The (“New”) Labour government elected in May 1997 and headed by Tony Blair took a different approach. Blair and his first-term (1997-2001) foreign secretary Robin Cook were among the foremost advocates of action to halt Serbian persecution of the Kosovo Albanians. Yet the high-altitude bombing with which the war was prosecuted – the only tactic Nato states could agree on – allowed where it did not provoke Slobodan Milosevic to escalate to the murderous expulsion of almost the whole Albanian population of Kosovo. Nato’s intense campaign eventually restored the displaced Kosovars to their homes, but was followed by a failure to prevent the revenge expulsions of Serbs from most of the province.
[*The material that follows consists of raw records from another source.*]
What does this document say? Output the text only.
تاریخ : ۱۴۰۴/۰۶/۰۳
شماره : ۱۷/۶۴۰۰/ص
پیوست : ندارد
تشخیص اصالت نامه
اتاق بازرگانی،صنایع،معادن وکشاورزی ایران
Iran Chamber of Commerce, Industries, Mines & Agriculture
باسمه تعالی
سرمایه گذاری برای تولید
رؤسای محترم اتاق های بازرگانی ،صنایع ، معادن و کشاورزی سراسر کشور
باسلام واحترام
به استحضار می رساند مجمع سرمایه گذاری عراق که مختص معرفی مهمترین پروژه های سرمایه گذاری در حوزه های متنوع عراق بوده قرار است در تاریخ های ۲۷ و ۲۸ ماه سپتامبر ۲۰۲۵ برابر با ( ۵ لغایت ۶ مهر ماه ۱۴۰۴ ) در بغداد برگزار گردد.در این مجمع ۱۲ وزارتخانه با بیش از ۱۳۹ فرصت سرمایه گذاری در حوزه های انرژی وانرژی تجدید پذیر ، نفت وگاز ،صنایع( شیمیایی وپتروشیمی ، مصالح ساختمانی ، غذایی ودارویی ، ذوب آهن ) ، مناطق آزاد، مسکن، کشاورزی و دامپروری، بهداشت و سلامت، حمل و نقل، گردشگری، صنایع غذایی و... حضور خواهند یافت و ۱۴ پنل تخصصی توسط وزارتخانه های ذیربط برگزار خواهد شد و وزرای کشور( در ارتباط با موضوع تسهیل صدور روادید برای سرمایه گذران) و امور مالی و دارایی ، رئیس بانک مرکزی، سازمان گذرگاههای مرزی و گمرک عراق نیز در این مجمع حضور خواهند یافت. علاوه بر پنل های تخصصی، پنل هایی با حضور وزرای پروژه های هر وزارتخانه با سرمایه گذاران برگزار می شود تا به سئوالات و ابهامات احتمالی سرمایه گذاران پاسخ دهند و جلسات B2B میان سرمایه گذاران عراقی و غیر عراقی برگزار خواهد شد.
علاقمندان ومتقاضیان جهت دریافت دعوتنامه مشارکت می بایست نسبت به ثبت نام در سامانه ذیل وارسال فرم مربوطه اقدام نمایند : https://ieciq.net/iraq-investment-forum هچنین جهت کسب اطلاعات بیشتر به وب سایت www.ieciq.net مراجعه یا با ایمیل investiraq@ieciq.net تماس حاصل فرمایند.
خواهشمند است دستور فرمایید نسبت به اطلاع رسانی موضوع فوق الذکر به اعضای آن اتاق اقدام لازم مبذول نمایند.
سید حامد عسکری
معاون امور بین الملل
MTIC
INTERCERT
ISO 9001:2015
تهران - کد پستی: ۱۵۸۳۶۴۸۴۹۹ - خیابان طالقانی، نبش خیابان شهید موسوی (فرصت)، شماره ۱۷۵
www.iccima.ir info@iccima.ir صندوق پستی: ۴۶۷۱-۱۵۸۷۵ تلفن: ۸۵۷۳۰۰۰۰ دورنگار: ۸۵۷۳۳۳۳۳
Britain became in this period the major donor of the Rwandan Patriotic Front (RPF) government that had secured its rule after the genocide; but Labour failed to oppose the RPF's own aggression, amounting in some places to genocidal massacre, in the Democratic Republic of Congo (DRC). The British government, in invading Iraq in 2003 and failing to administer the country properly afterwards, bears great responsibility for creating the circumstances in murderous attacks were inflicted (not least by the Sunni-based “resistance” against Shi’a and other non-Sunni Iraqis, terrorising them out of areas they controlled). The low-grade genocidal conflict created a situation where around 1.9 million Iraqis (the UNHCR estimates) became refugees; a number exceeded by the 2.6 million internally displaced. The gravest of all charges against Tony Blair (and George W Bush) may be that they have a clear responsibility for this outcome.
The reflective moment

David Cesarani’s judgment that “the Holocaust is a part of British history” must, therefore, be extended. The wider history of genocide has touched and been touched by British state and society in many different ways. It cannot – with reference once more to Tony Blair’s statement of June 1999 – be assumed that “other” countries are the problem and Britain part of the solution. The idea of “bad/guilty” and “good/vigilant” nations - which often lies at the heart of genocidal practice - is not much help in answering genocide. Rather, it must be recognised that entire nations never stand unequivocally on one side of the historical process: complexity and ambiguity are the norm.

British governments and people have been part of the problem as often as they have been part of the solution. British citizens have responsibilities that go beyond vigilance; for example, to investigate the reasons why their state and social institutions have not always been vigilant, and why indeed they have sometimes been complicit in genocide. The lessons of the historical record are varied, but they leave no reasons for complacency.